Clean up the literals! [AEK 01628-0]
One of most disgraceful perversions in the IT industry are C-style escape-sequences all these awful \"'s, \0x23's and \\'s. URL-style %20's and SGML-style &'s are not better. They are both distracting to the eye and incomprehensible to a fresh person, without having an excuse of being especially handy for experienced users.
There is a much better way: Just abolish escape sequences in favor of suitable interpolation syntax. I'd propose to use square brackets for they are visually appealing and seldom used in natural texts: [expression] should interpolates the value of the expression into the literal, in particular
[Bra] ➡ [
[Ket] ➡ ]
[Tab] ➡ Tab character
[Break] ➡ Line break
[Unicode 12345] ➡ Unicode character 12345.
[# lorem ipsum] ➡ Comment, ignored. Might be displayed as bubbles in an IDE.
I would also propose a special syntax for formatted interpolation in all text literals: [e|f], where e is any expression of a Formattable type and f is a formatter literal of the corresponding type. Date/time formatters [yyyy-MM-dd], and printf-style number formatters are very handy and should be kept alas extended by linguistic add-ons: numbers are often used to construct plural or ordinals [i|ordinal], phrases often need conjugation before inserted into the others [verb|conj: 1st pers. singular].
Example:
Successfully downloaded [v|1.1d liters of milk] and [r|w formulae],
now downloading the [n|ordinal] bottle.
➡
Successfully downloaded 1.0 liter of milk and twenty one formula,
now downloading the second bottle.
Literals including expressions and comments inside them are required to contain only matched square brackets, which leads to a
Killer feature: composability
Since our syntax allows only matched square brackets, any literal can be embedded into a host language when enclosed by square brackets: the parser of the host language can easily find out where the literal ends by finding the matching closing bracket for the opening one.
Of course, square brackets are superfluous for numeric literals and other some literals that are not allowed to contain whitespaces by their nature. These literals can be discriminated by special start sequence which is forbidden in normal identifiers: e.g. numerical literals begin with a digit or minus sign, paths always start with
./ (relative paths or path fragments),
~/ (local paths),
/ (absolute paths) or
// (global paths).
There can be an unlimited multitude of domain-specific literals besides strings and numbers, formatters and paths: dates (2012-02-03) and URLs, colors and fonts. It's unimaginable to define everything beforehand, the best thing we can do is to allow for custom literals upon the common syntax on equal footing with predefined ones. Common syntax is very handy, consider date literal with interpolation (2012-[month]-03) which can be then used for filling or matching, a handy feature hardly found in any existing programming language.

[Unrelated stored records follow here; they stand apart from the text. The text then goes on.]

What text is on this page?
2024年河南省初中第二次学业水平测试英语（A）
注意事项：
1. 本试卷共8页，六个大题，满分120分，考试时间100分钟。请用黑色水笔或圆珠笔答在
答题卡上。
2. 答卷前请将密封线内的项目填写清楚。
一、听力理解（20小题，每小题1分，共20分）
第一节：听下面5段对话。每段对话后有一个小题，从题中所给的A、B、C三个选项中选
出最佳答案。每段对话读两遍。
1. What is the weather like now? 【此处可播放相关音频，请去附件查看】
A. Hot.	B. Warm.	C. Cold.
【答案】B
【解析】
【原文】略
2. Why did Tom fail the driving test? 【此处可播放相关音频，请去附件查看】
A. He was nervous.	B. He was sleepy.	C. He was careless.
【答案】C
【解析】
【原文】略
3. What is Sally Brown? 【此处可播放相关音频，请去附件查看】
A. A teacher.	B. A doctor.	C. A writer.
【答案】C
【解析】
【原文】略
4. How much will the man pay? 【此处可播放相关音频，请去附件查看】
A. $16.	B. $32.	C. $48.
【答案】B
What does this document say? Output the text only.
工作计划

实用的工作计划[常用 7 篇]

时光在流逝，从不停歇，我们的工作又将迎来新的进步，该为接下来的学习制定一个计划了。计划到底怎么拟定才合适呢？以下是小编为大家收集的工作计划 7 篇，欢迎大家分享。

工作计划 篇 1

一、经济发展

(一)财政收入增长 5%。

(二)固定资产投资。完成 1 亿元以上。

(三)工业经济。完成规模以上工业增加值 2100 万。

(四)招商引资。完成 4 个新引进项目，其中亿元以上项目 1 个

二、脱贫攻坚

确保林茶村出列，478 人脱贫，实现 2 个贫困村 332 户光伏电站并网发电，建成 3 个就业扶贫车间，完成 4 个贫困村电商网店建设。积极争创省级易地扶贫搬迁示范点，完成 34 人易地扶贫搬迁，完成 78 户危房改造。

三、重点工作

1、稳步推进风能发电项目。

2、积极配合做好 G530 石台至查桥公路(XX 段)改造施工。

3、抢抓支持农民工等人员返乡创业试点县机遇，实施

Syntax for custom literals is usually quite awful. For instance, in Scala it's the type"literal" (e.g. s"bla"). I would propose using just [literal] if the type can be derived from context and Type[literal] in other cases, and banish generic "string" literals in favor of language-aware literal types:
Html[Hello, <em>world</em>!]
Text{lang: en_US}[Hello, world]
It's very handy to know both the natural language and the markup language (if any) used in the literal in compile and editing time to provide highlighting, autocompletion and validation/spellcheck, in runtime this information enables proper handling by linguistic tools.
One of most disgraceful perversions in the IT industry are C-style escape-sequences all these awful \"'s, \0x23's and \\'s. URL-style %20's and SGML-style &'s are not better. They are both distracting to the eye and incomprehensible to a fresh person, without having an excuse of being especially handy for experienced users.
There is a much better way: Just abolish escape sequences in favor of suitable interpolation syntax. I'd propose to use square brackets for they are visually appealing and seldom used in natural texts: [expression] should interpolates the value of the expression into the literal, in particular
[Bra] ➡ [
[Ket] ➡ ]
[Tab] ➡ Tab character
[Break] ➡ Line break
[Unicode 12345] ➡ Unicode character 12345.
[# lorem ipsum] ➡ Comment, ignored. Might be displayed as bubbles in an IDE.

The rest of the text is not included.